Les funérailles de Victor Hugo – pour citer un autre grand moment – sont portées par un souffle épique. L’engouement pour Les Meules de Monet est traduit par un verbe sublime. (p.216) Phrases riches, sensuelles, imagées. Palette des mots, syllabes de matière, peinture sur page.

S’ouvre alors un autre volet avec le départ pour l’Amérique, New-York.

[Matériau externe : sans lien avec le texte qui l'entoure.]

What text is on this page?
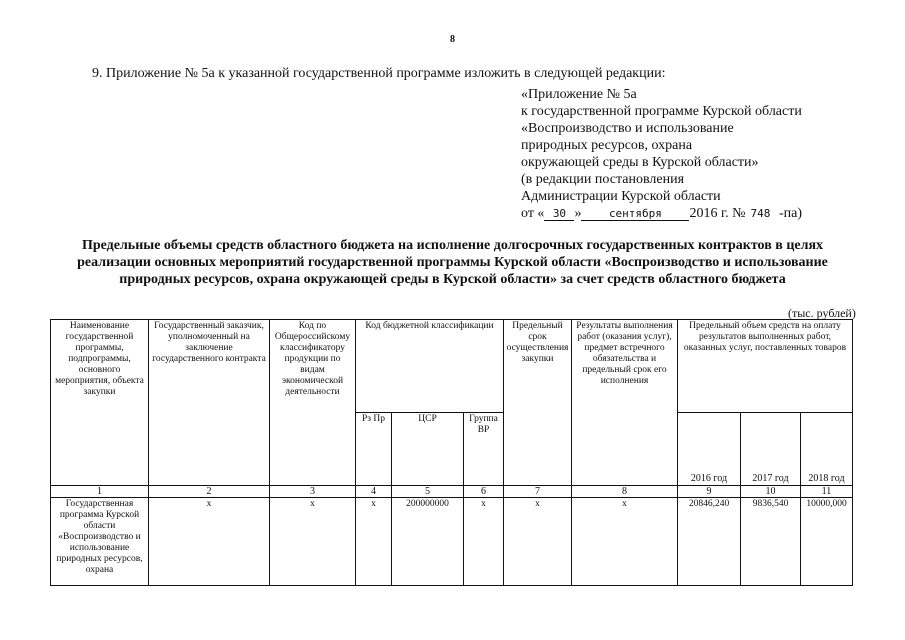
8
9. Приложение № 5а к указанной государственной программе изложить в следующей редакции:
«Приложение № 5а
к государственной программе Курской области
«Воспроизводство и использование
природных ресурсов, охрана
окружающей среды в Курской области»
(в редакции постановления
Администрации Курской области
от « 30 »	сентября 2016 г. № 748 -па)
Предельные объемы средств областного бюджета на исполнение долгосрочных государственных контрактов в целях реализации основных мероприятий государственной программы Курской области «Воспроизводство и использование природных ресурсов, охрана окружающей среды в Курской области» за счет средств областного бюджета
(тыс. рублей)
Наименование государственной программы, подпрограммы, основного мероприятия, объекта закупки	Государственный заказчик, уполномоченный на заключение государственного контракта	Код по Общероссийскому классификатору продукции по видам экономической деятельности	Код бюджетной классификации			Предельный срок осуществления закупки	Результаты выполнения работ (оказания услуг), предмет встречного обязательства и предельный срок его исполнения	Предельный объем средств на оплату результатов выполненных работ, оказанных услуг, поставленных товаров		
			Рз Пр	ЦСР	Группа ВР			2016 год	2017 год	2018 год
1	2	3	4	5	6	7	8	9	10	11
Государственная программа Курской области «Воспроизводство и использование природных ресурсов, охрана	x	x	x	200000000	x	x	x	20846,240	9836,540	10000,000
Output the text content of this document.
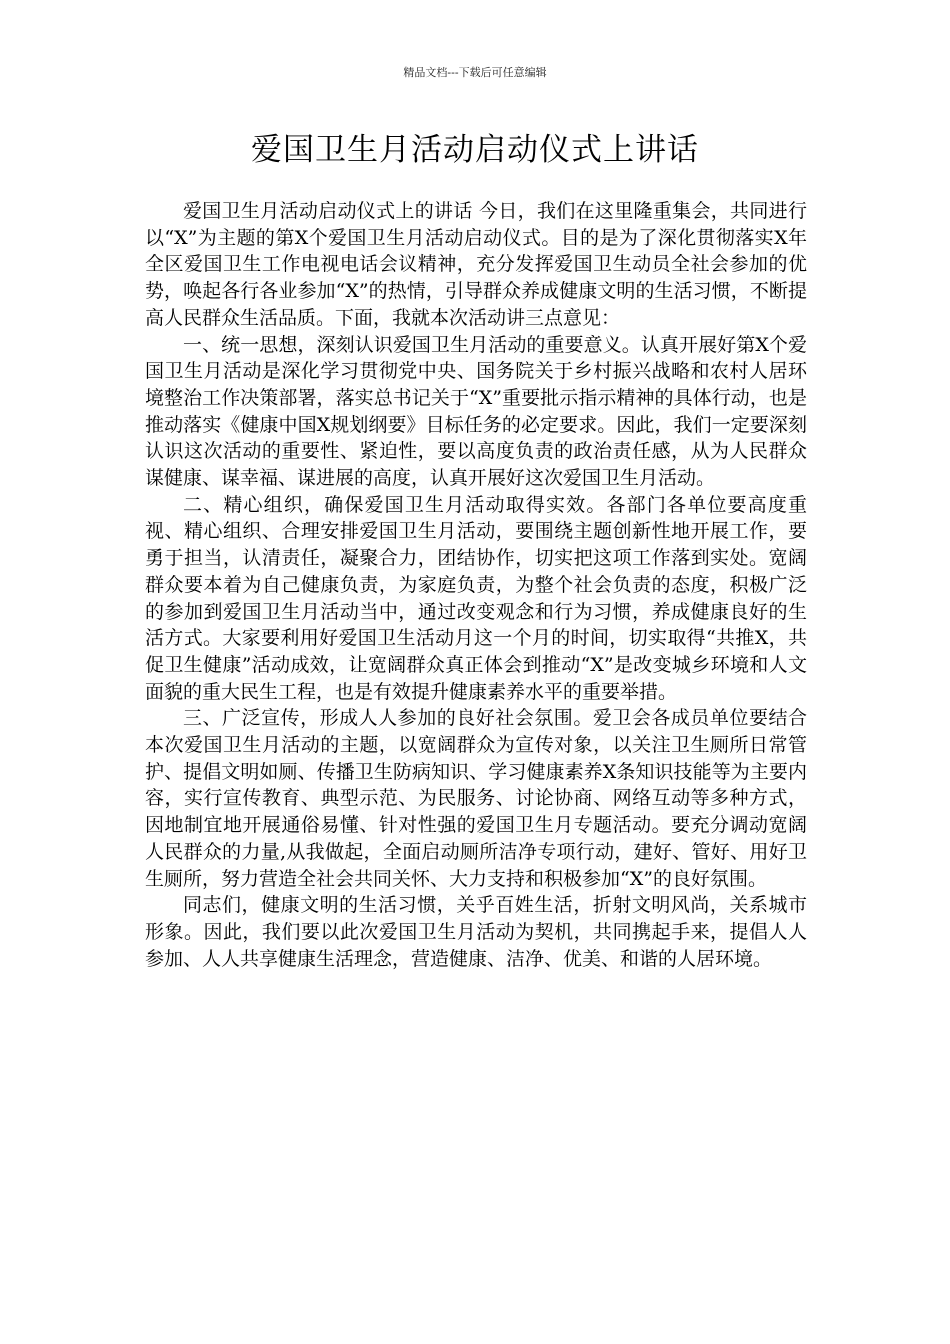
精品文档---下载后可任意编辑
爱国卫生月活动启动仪式上讲话

爱国卫生月活动启动仪式上的讲话 今日，我们在这里隆重集会，共同进行以“X”为主题的第X个爱国卫生月活动启动仪式。目的是为了深化贯彻落实X年全区爱国卫生工作电视电话会议精神，充分发挥爱国卫生动员全社会参加的优势，唤起各行各业参加“X”的热情，引导群众养成健康文明的生活习惯，不断提高人民群众生活品质。下面，我就本次活动讲三点意见：

一、统一思想，深刻认识爱国卫生月活动的重要意义。认真开展好第X个爱国卫生月活动是深化学习贯彻党中央、国务院关于乡村振兴战略和农村人居环境整治工作决策部署，落实总书记关于“X”重要批示指示精神的具体行动，也是推动落实《健康中国X规划纲要》目标任务的必定要求。因此，我们一定要深刻认识这次活动的重要性、紧迫性，要以高度负责的政治责任感，从为人民群众谋健康、谋幸福、谋进展的高度，认真开展好这次爱国卫生月活动。

二、精心组织，确保爱国卫生月活动取得实效。各部门各单位要高度重视、精心组织、合理安排爱国卫生月活动，要围绕主题创新性地开展工作，要勇于担当，认清责任，凝聚合力，团结协作，切实把这项工作落到实处。宽阔群众要本着为自己健康负责，为家庭负责，为整个社会负责的态度，积极广泛的参加到爱国卫生月活动当中，通过改变观念和行为习惯，养成健康良好的生活方式。大家要利用好爱国卫生活动月这一个月的时间，切实取得“共推X，共促卫生健康”活动成效，让宽阔群众真正体会到推动“X”是改变城乡环境和人文面貌的重大民生工程，也是有效提升健康素养水平的重要举措。

三、广泛宣传，形成人人参加的良好社会氛围。爱卫会各成员单位要结合本次爱国卫生月活动的主题，以宽阔群众为宣传对象，以关注卫生厕所日常管护、提倡文明如厕、传播卫生防病知识、学习健康素养X条知识技能等为主要内容，实行宣传教育、典型示范、为民服务、讨论协商、网络互动等多种方式，因地制宜地开展通俗易懂、针对性强的爱国卫生月专题活动。要充分调动宽阔人民群众的力量,从我做起，全面启动厕所洁净专项行动，建好、管好、用好卫生厕所，努力营造全社会共同关怀、大力支持和积极参加“X”的良好氛围。

同志们，健康文明的生活习惯，关乎百姓生活，折射文明风尚，关系城市形象。因此，我们要以此次爱国卫生月活动为契机，共同携起手来，提倡人人参加、人人共享健康生活理念，营造健康、洁净、优美、和谐的人居环境。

L’on est plongé soudain dans le bouillonnement d’un monde nouveau en effervescence, dans le jaillissement du gigantisme, d’une autre forme de… folie. Se trouve-t-on soudain au bord d’une autre falaise, dans la verticalité d’une ville surplombant l’océan de tous les possibles ?

Retour en Normandie. Puis Paris. Rapports complexes, passions, peinture encore au détour du chemin. Et surtout un récit qui fait revivre un temps charnière de notre propre histoire, à la fin du XIXè siècle ; soudain l’affaire Dreyfus qui allait déchirer tout un pays, jusqu’aux artistes, peintres ou écrivains. Patrick Grainville fait souffler les grands vents de l’épique, d’une « névrose nationale ». (p.396)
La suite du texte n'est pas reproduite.